Well, Chris Blackwell was chiefly responsible for bringing the music of Bob Marley to American ears.
The Bob Marley album ‘Exodus’ was chosen by Time Magazine as the greatest album of the 20th century.
So we are in good company, to say the least.
Whether we are talking about Jamaica or the Dominican Republic, Russia or India, Immigration Fraud Waivers are very commonly needed to apply for a green card.
Immigration Fraud Waivers are often based on misrepresentation.
The relevant section of the Immigration and Nationality Act is INA §212(i).
But the reality is that fraud and misrepresentation are part of life in so many poor nations, not by intent, but due to poor record keeping
For example, in my career, I have often noted that passports issued in countries such as Afghanistan reflect a birthdate of January 1, largely due to crude organization of documents
Filed on Form I-601, Immigration Fraud Waivers require a showing of extreme hardship to United States Citizen or Green Card Holder spouses or parents of the applicant. The fee is $585.

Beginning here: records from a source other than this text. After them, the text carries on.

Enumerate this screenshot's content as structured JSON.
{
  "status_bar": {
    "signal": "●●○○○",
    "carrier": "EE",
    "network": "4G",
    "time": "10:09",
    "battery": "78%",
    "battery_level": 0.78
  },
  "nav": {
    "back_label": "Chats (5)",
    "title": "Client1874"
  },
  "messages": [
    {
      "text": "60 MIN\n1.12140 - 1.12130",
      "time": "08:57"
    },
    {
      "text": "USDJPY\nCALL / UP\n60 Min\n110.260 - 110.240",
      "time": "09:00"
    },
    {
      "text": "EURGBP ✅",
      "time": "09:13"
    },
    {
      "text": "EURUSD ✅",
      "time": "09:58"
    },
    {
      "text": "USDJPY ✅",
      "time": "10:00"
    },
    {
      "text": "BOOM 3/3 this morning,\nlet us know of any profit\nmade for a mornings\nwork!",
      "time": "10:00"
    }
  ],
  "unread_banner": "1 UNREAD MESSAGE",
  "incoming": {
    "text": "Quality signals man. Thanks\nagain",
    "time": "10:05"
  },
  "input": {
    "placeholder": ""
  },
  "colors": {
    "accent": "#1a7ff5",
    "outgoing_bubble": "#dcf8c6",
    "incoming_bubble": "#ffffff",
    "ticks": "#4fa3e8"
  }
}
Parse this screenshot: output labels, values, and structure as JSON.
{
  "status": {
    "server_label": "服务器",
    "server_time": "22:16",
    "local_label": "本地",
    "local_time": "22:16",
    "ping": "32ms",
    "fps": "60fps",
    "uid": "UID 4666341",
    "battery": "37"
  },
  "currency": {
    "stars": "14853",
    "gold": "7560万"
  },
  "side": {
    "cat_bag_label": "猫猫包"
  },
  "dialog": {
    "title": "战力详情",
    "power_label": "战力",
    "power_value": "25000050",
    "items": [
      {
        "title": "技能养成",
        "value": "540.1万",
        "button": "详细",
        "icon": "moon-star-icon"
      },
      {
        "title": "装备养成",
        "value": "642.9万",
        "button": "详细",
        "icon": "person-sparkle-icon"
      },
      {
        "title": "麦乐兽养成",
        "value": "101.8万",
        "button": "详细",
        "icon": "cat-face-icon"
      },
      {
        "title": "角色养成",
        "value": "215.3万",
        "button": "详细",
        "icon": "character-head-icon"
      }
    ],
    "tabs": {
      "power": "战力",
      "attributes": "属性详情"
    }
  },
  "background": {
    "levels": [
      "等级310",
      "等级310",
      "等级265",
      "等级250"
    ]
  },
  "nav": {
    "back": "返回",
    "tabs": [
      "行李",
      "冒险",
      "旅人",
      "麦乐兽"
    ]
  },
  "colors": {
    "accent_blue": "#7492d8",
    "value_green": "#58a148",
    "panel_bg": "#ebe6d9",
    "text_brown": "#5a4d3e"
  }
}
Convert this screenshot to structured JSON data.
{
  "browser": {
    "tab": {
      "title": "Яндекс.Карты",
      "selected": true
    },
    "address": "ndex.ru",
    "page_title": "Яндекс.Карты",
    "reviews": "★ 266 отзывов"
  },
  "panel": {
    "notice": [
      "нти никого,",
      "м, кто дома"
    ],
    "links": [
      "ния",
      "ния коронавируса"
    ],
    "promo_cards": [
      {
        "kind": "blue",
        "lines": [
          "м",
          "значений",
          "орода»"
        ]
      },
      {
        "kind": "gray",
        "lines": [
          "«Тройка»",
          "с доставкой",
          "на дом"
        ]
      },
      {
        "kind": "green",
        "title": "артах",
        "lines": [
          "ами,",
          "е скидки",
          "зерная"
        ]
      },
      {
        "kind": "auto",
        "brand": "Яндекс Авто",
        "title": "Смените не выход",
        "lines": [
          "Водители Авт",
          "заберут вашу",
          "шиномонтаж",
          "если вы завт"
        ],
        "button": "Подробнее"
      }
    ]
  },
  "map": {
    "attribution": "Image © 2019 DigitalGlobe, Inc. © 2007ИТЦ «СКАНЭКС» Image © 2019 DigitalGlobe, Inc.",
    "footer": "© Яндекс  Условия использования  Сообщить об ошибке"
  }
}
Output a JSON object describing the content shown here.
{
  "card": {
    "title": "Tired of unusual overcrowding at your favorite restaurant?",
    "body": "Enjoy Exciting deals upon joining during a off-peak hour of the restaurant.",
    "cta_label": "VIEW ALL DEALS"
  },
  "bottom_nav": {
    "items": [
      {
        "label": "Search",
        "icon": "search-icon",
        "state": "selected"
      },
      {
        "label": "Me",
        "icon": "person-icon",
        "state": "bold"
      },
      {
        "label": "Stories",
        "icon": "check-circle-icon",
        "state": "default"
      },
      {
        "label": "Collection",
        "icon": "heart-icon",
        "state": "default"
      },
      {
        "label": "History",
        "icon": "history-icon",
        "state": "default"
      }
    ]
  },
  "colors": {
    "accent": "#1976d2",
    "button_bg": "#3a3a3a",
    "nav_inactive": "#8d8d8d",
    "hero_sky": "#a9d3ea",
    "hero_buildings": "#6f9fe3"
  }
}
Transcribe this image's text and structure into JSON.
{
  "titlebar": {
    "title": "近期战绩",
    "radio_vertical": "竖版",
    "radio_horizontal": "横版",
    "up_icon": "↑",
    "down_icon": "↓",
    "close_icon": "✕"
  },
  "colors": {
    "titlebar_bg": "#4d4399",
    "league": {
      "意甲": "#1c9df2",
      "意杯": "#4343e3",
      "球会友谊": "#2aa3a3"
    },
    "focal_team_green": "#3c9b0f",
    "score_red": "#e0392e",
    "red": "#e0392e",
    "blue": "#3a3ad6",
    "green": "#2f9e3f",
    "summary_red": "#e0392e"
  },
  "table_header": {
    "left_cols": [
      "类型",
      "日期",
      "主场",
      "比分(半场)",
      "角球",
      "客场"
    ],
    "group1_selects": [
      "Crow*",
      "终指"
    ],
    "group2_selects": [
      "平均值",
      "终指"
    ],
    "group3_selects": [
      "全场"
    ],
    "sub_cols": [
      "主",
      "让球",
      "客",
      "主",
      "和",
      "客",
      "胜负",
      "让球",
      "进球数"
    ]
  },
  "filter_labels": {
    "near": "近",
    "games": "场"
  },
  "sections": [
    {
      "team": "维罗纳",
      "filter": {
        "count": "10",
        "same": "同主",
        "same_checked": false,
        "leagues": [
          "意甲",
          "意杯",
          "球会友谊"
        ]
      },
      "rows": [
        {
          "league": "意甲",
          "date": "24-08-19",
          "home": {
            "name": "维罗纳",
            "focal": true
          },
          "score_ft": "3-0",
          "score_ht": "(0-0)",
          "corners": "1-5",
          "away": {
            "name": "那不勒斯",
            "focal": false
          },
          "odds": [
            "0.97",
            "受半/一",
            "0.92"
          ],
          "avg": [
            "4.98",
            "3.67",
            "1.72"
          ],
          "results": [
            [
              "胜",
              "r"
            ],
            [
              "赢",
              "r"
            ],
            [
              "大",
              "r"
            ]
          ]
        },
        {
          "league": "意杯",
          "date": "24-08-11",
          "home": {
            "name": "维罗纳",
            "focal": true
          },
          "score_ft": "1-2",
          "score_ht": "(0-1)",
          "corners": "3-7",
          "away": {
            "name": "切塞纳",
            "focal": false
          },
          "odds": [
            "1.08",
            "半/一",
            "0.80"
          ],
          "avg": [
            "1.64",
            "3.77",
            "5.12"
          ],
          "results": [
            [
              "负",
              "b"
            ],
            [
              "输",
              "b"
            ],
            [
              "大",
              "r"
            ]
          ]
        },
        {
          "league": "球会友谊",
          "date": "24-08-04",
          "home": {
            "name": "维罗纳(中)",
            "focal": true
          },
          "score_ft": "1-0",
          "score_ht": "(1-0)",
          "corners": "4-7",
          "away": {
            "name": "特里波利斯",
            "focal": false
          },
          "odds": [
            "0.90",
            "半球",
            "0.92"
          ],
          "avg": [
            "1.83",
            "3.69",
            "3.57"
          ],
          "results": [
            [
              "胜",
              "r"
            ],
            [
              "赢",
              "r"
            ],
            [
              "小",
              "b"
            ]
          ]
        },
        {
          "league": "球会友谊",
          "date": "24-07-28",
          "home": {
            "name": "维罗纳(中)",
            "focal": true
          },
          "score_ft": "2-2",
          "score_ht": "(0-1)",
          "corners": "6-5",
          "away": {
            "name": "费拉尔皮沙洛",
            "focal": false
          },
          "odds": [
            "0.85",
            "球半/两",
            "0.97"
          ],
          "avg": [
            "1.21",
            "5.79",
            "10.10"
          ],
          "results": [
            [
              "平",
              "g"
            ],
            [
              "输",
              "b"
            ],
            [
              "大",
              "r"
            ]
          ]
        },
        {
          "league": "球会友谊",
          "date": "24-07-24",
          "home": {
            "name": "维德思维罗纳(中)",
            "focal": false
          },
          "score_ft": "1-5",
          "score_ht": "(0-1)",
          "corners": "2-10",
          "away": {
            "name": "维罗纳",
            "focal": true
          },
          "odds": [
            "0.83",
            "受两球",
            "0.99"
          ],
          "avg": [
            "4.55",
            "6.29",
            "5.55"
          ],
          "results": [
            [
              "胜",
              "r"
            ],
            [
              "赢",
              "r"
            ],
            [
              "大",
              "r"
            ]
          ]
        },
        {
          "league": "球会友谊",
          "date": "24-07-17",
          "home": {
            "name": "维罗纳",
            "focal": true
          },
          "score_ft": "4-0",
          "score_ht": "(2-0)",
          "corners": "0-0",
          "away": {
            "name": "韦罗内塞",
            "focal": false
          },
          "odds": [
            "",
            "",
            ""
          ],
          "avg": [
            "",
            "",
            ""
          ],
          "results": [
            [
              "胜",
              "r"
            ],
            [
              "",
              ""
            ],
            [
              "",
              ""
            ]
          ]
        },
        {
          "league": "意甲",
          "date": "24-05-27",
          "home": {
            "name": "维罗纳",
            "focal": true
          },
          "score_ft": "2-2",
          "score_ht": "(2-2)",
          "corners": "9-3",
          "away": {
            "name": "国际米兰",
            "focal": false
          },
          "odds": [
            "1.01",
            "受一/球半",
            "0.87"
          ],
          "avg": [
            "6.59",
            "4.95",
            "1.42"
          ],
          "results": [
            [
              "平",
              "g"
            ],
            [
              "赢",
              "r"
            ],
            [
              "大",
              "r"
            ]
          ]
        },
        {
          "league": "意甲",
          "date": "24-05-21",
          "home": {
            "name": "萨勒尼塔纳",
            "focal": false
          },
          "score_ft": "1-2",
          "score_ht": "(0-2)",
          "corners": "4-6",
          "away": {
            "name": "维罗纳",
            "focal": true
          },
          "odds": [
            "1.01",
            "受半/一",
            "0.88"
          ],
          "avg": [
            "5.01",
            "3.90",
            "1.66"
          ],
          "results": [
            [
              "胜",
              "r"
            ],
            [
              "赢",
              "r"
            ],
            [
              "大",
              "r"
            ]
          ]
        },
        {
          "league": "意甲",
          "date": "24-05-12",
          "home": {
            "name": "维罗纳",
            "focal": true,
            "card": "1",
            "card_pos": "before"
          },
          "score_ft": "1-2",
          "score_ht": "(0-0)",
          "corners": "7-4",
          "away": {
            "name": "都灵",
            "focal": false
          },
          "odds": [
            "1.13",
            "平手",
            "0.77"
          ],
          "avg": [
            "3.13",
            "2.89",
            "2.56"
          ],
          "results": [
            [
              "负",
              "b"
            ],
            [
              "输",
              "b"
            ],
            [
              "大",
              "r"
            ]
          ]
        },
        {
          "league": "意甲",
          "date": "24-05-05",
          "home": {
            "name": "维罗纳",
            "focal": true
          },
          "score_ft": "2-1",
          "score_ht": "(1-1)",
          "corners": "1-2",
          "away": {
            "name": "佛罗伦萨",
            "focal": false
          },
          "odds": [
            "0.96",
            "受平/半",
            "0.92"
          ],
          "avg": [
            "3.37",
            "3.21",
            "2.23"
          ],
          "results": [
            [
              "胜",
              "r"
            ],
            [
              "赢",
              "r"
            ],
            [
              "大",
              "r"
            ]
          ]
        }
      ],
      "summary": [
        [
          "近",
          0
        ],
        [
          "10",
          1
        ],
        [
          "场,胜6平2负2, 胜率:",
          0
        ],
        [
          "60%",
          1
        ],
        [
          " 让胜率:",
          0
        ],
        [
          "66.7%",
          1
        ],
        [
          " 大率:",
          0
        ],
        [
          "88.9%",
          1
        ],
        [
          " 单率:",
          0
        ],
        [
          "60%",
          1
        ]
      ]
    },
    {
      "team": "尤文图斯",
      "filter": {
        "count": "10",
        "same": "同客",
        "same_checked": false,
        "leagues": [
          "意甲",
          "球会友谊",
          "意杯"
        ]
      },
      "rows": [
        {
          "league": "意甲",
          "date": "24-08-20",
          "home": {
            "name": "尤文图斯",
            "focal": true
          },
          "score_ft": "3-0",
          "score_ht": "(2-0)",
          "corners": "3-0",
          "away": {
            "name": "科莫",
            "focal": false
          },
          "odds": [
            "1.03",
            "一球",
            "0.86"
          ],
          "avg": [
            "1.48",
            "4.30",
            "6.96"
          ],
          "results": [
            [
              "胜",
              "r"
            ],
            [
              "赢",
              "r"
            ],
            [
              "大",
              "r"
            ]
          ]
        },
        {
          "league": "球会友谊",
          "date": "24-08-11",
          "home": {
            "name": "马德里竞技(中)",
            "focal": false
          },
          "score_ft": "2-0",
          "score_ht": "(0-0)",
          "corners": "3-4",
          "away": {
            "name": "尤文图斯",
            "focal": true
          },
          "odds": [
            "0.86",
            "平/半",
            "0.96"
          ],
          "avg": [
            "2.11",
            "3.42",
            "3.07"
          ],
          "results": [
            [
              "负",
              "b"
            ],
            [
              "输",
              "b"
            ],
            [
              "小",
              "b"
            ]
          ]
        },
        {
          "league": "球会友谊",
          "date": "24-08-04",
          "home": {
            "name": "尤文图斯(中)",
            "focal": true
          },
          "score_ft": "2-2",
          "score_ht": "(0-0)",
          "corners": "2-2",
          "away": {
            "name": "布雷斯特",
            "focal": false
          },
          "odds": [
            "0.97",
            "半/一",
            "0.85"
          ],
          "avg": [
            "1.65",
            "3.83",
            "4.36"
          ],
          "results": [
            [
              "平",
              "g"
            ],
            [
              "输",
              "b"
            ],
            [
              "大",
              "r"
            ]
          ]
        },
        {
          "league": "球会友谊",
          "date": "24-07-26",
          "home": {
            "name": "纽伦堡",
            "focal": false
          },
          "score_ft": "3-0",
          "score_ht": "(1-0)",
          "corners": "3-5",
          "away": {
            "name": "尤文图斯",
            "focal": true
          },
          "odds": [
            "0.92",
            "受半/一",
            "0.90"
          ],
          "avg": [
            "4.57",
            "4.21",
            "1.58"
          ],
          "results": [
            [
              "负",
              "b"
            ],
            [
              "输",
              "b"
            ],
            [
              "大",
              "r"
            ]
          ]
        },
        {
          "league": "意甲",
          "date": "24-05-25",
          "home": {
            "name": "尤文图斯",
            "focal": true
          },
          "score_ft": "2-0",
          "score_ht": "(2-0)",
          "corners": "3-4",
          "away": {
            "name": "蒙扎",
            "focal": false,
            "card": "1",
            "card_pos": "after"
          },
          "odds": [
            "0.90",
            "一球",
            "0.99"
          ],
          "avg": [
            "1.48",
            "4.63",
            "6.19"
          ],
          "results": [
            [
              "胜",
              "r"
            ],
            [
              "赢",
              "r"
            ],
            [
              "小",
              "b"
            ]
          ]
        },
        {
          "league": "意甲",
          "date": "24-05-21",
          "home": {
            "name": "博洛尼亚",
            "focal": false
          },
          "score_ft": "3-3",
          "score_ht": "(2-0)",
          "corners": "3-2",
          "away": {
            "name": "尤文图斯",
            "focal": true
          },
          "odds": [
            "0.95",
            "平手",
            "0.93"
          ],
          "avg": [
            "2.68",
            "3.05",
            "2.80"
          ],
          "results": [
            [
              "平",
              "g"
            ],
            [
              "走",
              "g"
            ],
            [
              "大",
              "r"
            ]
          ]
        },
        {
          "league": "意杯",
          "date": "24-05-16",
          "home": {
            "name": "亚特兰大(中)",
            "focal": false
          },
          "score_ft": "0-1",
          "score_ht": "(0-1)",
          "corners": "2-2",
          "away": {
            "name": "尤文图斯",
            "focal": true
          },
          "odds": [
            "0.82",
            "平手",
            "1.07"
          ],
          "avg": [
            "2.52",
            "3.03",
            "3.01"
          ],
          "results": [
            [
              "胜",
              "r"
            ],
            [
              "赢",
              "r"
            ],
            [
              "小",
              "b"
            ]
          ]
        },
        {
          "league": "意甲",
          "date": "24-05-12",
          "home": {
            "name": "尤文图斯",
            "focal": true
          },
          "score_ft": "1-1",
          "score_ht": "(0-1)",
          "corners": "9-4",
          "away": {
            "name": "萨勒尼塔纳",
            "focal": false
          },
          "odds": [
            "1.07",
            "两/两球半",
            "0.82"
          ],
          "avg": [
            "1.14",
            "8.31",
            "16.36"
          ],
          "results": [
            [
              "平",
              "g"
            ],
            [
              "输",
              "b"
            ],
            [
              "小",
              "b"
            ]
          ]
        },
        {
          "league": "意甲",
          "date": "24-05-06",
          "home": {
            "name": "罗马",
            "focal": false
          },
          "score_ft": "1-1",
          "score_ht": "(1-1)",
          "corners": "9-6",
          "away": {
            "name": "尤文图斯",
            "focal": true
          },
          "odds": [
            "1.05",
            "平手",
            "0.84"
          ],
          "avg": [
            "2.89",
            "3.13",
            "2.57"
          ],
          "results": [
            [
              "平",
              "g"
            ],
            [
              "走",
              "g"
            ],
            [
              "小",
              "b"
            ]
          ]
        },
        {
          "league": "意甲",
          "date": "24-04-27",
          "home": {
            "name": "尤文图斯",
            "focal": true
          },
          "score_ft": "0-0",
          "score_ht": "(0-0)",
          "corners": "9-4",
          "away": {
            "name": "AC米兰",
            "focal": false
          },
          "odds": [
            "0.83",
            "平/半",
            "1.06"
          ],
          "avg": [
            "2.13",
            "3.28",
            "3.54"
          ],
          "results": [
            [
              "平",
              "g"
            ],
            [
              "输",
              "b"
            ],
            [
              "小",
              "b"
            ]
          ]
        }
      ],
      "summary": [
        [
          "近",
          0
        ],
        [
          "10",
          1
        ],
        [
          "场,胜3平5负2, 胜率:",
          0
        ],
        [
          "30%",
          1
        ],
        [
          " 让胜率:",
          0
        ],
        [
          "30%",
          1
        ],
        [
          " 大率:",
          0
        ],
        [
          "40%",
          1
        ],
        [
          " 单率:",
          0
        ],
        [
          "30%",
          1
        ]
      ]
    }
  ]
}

The biggest problems encountered in filing Immigration Fraud Waivers are:
- Sloppy preparation of Immigration Fraud Waivers
- No medical evidence included in Immigration Fraud Waivers
- No presentation of country conditions in Immigration Fraud Waivers
- Failing to understand that in order to demonstrate extreme hardship, Immigration Fraud Waivers should be presented as related to the qualifying relative being left without the applicant, AND if he was forced to leave the US with the applicant.
Time and time again, the mistakes can be avoided by the careful representation of the Immigration Fraud Waivers by a top team of experienced lawyers who exclusively practice immigration law with care for their clients’ lives.